- US apartment construction volumes have fallen to just over 542,800 units. That’s the smallest figure since Q3 2015, down from a record high of 1.1M units in Q1 2023.
- The past year alone saw a 37% year-over-year decline, with nearly 320,000 fewer units underway.
- Markets with the sharpest declines include Austin, Phoenix, Atlanta, Dallas, and New York. A few markets—Cincinnati, Richmond, and West Palm Beach—are seeing growth.
Apartment construction in the US has slowed to its weakest level in almost a decade. At the end of Q2 2025, there were just over 542,800 units under construction, according to RealPage Market Analytics. That is less than half the volume seen at the Q1 2023 peak of more than 1.1M units.
From Boom to Slowdown
After hitting record levels in early 2023, construction has fallen every quarter. Developers finished existing projects, while fewer new permits were issued. Over the past year, the number of units underway dropped by nearly 320,000. Of the remaining projects, about 354,000 units are expected to complete in the next year.

Market Breakdown
Austin saw the sharpest drop. The city had about 18,000 units under construction at the end of Q2—less than half its volume from a year earlier. Phoenix, Atlanta, Dallas, and New York also saw big slowdowns. Each market had between 14,000 and 17,000 fewer units underway compared to last year.

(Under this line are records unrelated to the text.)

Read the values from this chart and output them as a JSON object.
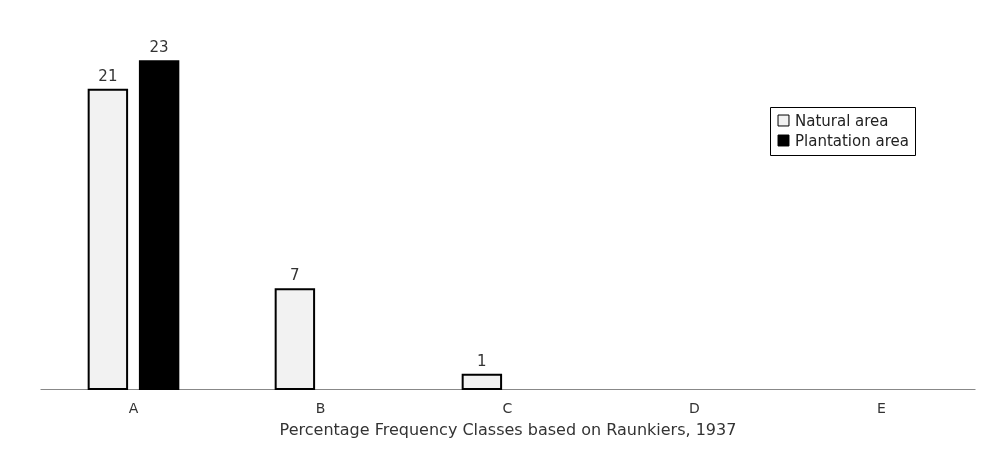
{
  "chart_data": {
    "type": "bar",
    "xlabel": "Percentage Frequency Classes based on Raunkiers, 1937",
    "categories": [
      "A",
      "B",
      "C",
      "D",
      "E"
    ],
    "series": [
      {
        "name": "Natural area",
        "color": "#f2f2f2",
        "values": [
          21,
          7,
          1,
          null,
          null
        ]
      },
      {
        "name": "Plantation area",
        "color": "#000000",
        "values": [
          23,
          null,
          null,
          null,
          null
        ]
      }
    ],
    "tick_labels": "x",
    "data_labels": true,
    "legend": "top right",
    "grid": false
  }
}
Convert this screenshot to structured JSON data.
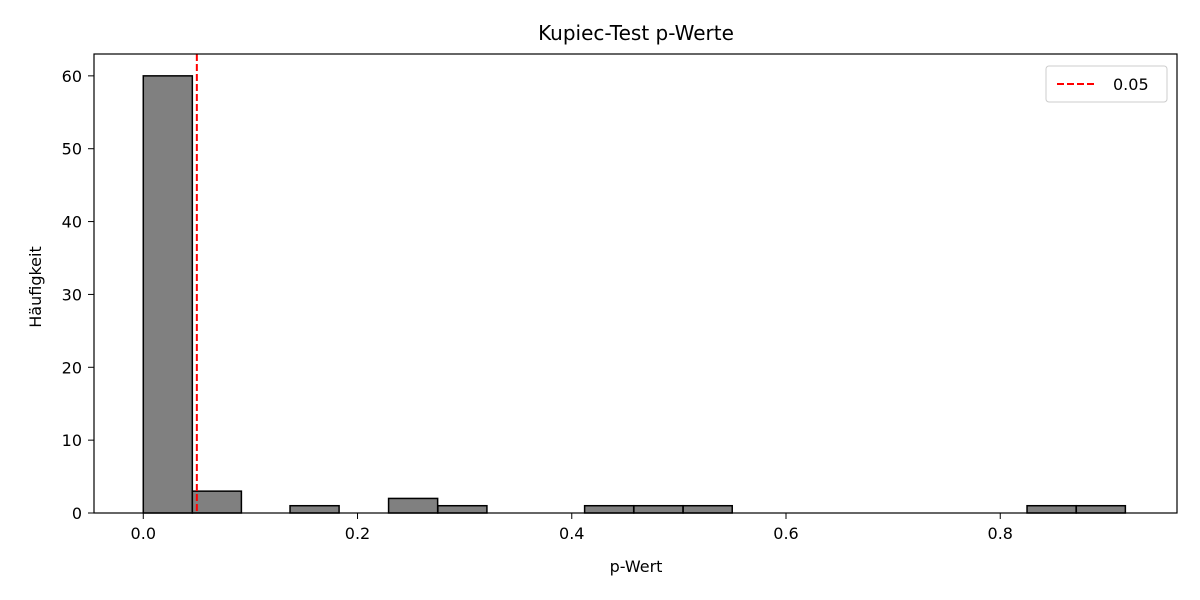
{
  "chart_data": {
    "type": "bar",
    "title": "Kupiec-Test p-Werte",
    "xlabel": "p-Wert",
    "ylabel": "Häufigkeit",
    "xlim": [
      -0.046,
      0.965
    ],
    "ylim": [
      0,
      63
    ],
    "xticks": [
      0.0,
      0.2,
      0.4,
      0.6,
      0.8
    ],
    "xtick_labels": [
      "0.0",
      "0.2",
      "0.4",
      "0.6",
      "0.8"
    ],
    "yticks": [
      0,
      10,
      20,
      30,
      40,
      50,
      60
    ],
    "ytick_labels": [
      "0",
      "10",
      "20",
      "30",
      "40",
      "50",
      "60"
    ],
    "bin_width": 0.0458,
    "bins": [
      {
        "x0": 0.0,
        "count": 60
      },
      {
        "x0": 0.0458,
        "count": 3
      },
      {
        "x0": 0.137,
        "count": 1
      },
      {
        "x0": 0.229,
        "count": 2
      },
      {
        "x0": 0.275,
        "count": 1
      },
      {
        "x0": 0.412,
        "count": 1
      },
      {
        "x0": 0.458,
        "count": 1
      },
      {
        "x0": 0.504,
        "count": 1
      },
      {
        "x0": 0.825,
        "count": 1
      },
      {
        "x0": 0.871,
        "count": 1
      }
    ],
    "bar_color": "#808080",
    "bar_edge_color": "#000000",
    "threshold": {
      "value": 0.05,
      "label": "0.05",
      "color": "#ff0000",
      "style": "dashed"
    },
    "legend": {
      "position": "top-right",
      "entries": [
        "0.05"
      ]
    },
    "grid": false
  }
}
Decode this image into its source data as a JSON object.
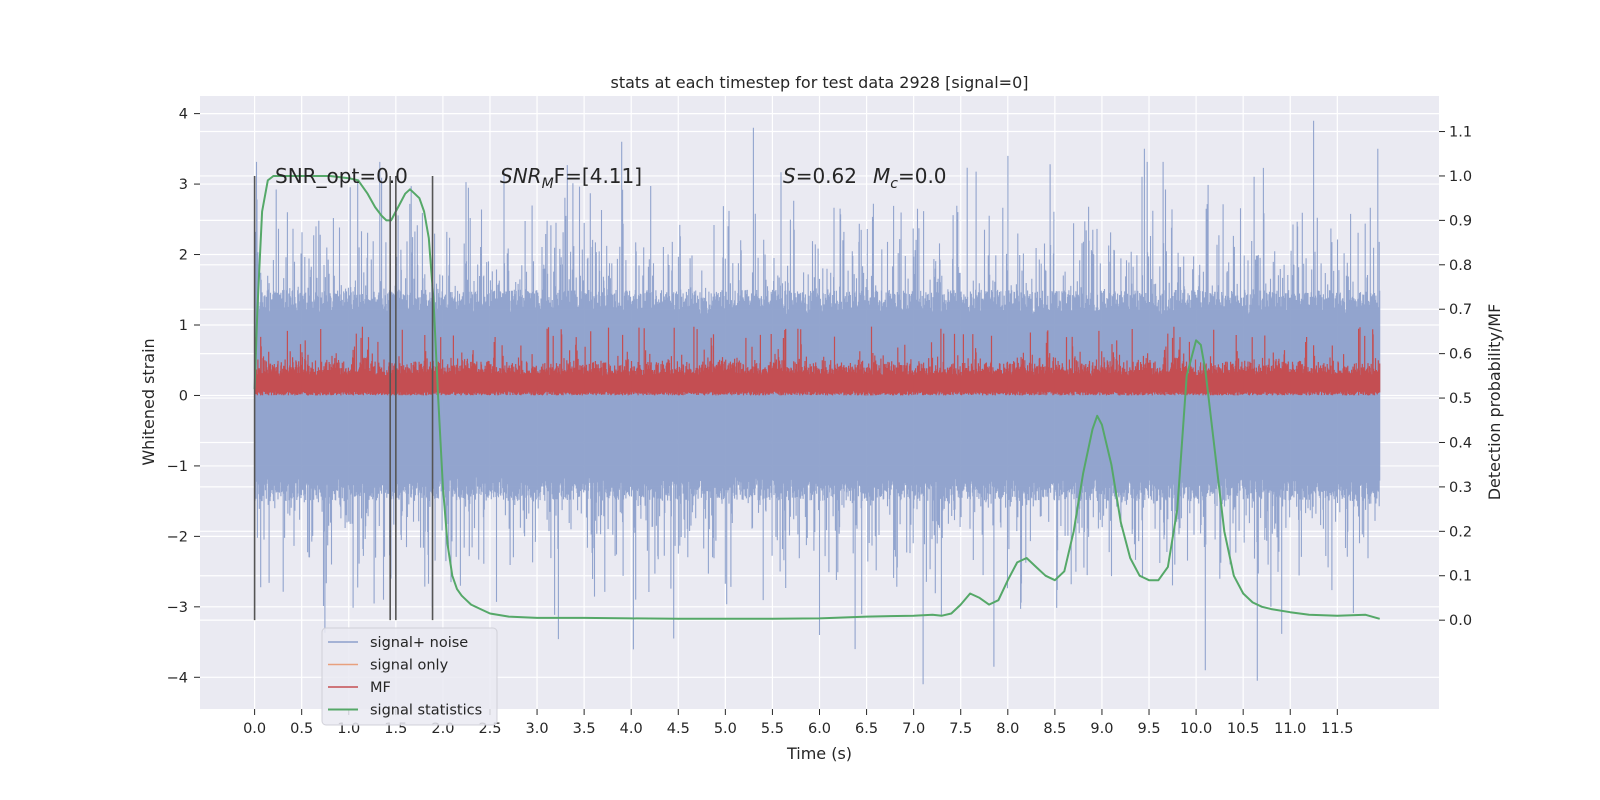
{
  "chart_data": {
    "type": "line",
    "title": "stats at each timestep for test data 2928 [signal=0]",
    "xlabel": "Time (s)",
    "ylabel_left": "Whitened strain",
    "ylabel_right": "Detection probability/MF",
    "xlim": [
      -0.58,
      12.58
    ],
    "ylim_left": [
      -4.45,
      4.25
    ],
    "ylim_right": [
      -0.2,
      1.18
    ],
    "x_ticks": [
      "0.0",
      "0.5",
      "1.0",
      "1.5",
      "2.0",
      "2.5",
      "3.0",
      "3.5",
      "4.0",
      "4.5",
      "5.0",
      "5.5",
      "6.0",
      "6.5",
      "7.0",
      "7.5",
      "8.0",
      "8.5",
      "9.0",
      "9.5",
      "10.0",
      "10.5",
      "11.0",
      "11.5"
    ],
    "y_ticks_left": [
      "−4",
      "−3",
      "−2",
      "−1",
      "0",
      "1",
      "2",
      "3",
      "4"
    ],
    "y_ticks_right": [
      "0.0",
      "0.1",
      "0.2",
      "0.3",
      "0.4",
      "0.5",
      "0.6",
      "0.7",
      "0.8",
      "0.9",
      "1.0",
      "1.1"
    ],
    "grid": true,
    "legend_position": "lower-left",
    "annotations": {
      "snr_opt": "SNR_opt=0.0",
      "snr_mf_main": "SNR",
      "snr_mf_sub": "M",
      "snr_mf_rest": "F=[4.11]",
      "s_label": "S",
      "s_value": "=0.62",
      "mc_main": "M",
      "mc_sub": "c",
      "mc_value": "=0.0"
    },
    "vertical_markers_x": [
      0.0,
      1.44,
      1.5,
      1.89
    ],
    "series": [
      {
        "name": "signal+ noise",
        "color": "#8da0cb",
        "axis": "left",
        "envelope": {
          "x_start": 0.0,
          "x_end": 11.95,
          "typical_abs": 1.2,
          "max_abs": 3.9
        },
        "peaks": [
          [
            0.35,
            2.6
          ],
          [
            0.65,
            2.4
          ],
          [
            1.37,
            -2.9
          ],
          [
            1.45,
            -2.6
          ],
          [
            2.65,
            3.2
          ],
          [
            3.9,
            3.6
          ],
          [
            4.45,
            -3.45
          ],
          [
            5.3,
            3.8
          ],
          [
            6.0,
            -3.4
          ],
          [
            6.38,
            -3.6
          ],
          [
            7.1,
            -4.1
          ],
          [
            7.85,
            -3.85
          ],
          [
            8.0,
            3.4
          ],
          [
            9.45,
            3.5
          ],
          [
            10.1,
            -3.9
          ],
          [
            10.65,
            -4.05
          ],
          [
            11.25,
            3.9
          ],
          [
            11.93,
            3.5
          ]
        ]
      },
      {
        "name": "signal only",
        "color": "#e8a07e",
        "axis": "left",
        "values": []
      },
      {
        "name": "MF",
        "color": "#c44e52",
        "axis": "left",
        "envelope": {
          "x_start": 0.0,
          "x_end": 11.95,
          "low": 0.0,
          "typical_high": 0.45,
          "max_high": 0.98
        }
      },
      {
        "name": "signal statistics",
        "color": "#55a868",
        "axis": "right",
        "x": [
          0.0,
          0.03,
          0.08,
          0.14,
          0.2,
          0.3,
          0.45,
          0.6,
          0.8,
          1.0,
          1.1,
          1.2,
          1.28,
          1.35,
          1.4,
          1.45,
          1.5,
          1.55,
          1.6,
          1.65,
          1.7,
          1.75,
          1.8,
          1.85,
          1.9,
          1.95,
          2.0,
          2.05,
          2.1,
          2.15,
          2.2,
          2.25,
          2.3,
          2.4,
          2.5,
          2.7,
          3.0,
          3.5,
          4.0,
          4.5,
          5.0,
          5.5,
          6.0,
          6.5,
          7.0,
          7.2,
          7.3,
          7.4,
          7.5,
          7.6,
          7.7,
          7.8,
          7.9,
          8.0,
          8.1,
          8.2,
          8.3,
          8.4,
          8.5,
          8.6,
          8.7,
          8.8,
          8.9,
          8.95,
          9.0,
          9.1,
          9.2,
          9.3,
          9.4,
          9.5,
          9.6,
          9.7,
          9.8,
          9.85,
          9.9,
          10.0,
          10.05,
          10.1,
          10.2,
          10.3,
          10.4,
          10.5,
          10.6,
          10.7,
          10.8,
          11.0,
          11.2,
          11.5,
          11.8,
          11.95
        ],
        "values": [
          0.52,
          0.7,
          0.92,
          0.99,
          1.0,
          1.0,
          1.0,
          1.0,
          1.0,
          0.995,
          0.99,
          0.96,
          0.93,
          0.91,
          0.9,
          0.9,
          0.92,
          0.94,
          0.96,
          0.97,
          0.96,
          0.95,
          0.92,
          0.86,
          0.72,
          0.5,
          0.3,
          0.17,
          0.1,
          0.07,
          0.055,
          0.045,
          0.035,
          0.025,
          0.015,
          0.008,
          0.005,
          0.005,
          0.004,
          0.003,
          0.003,
          0.003,
          0.004,
          0.008,
          0.01,
          0.012,
          0.01,
          0.015,
          0.035,
          0.06,
          0.05,
          0.035,
          0.045,
          0.09,
          0.13,
          0.14,
          0.12,
          0.1,
          0.09,
          0.11,
          0.2,
          0.33,
          0.43,
          0.46,
          0.44,
          0.35,
          0.22,
          0.14,
          0.1,
          0.09,
          0.09,
          0.12,
          0.25,
          0.4,
          0.55,
          0.63,
          0.62,
          0.56,
          0.38,
          0.2,
          0.1,
          0.06,
          0.04,
          0.03,
          0.025,
          0.018,
          0.012,
          0.01,
          0.012,
          0.003
        ]
      }
    ]
  }
}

Biggest Percentage Declines
Some cities saw construction plunge by more than 60%. That includes San Jose, Oakland, and Portland on the West Coast, as well as Indianapolis. Denver came close to that mark, with activity down 58% year-over-year.
Largest Markets Still Building
As of Q2 2025, the biggest apartment construction markets were New York, Dallas, Phoenix, Newark, and Los Angeles. All have seen activity decline, but the steepest drop was in Phoenix, where volumes are down 35.4% from last year.
A Few Exceptions
Cincinnati, Richmond, and West Palm Beach went against the national trend. These markets posted small increases in construction activity over the past year.
Why It Matters
The slowdown reflects tighter financing, slower rent growth, and reduced developer confidence. If fewer projects start in the coming months, the supply of new apartments will drop. That could shift market power toward landlords in the years ahead.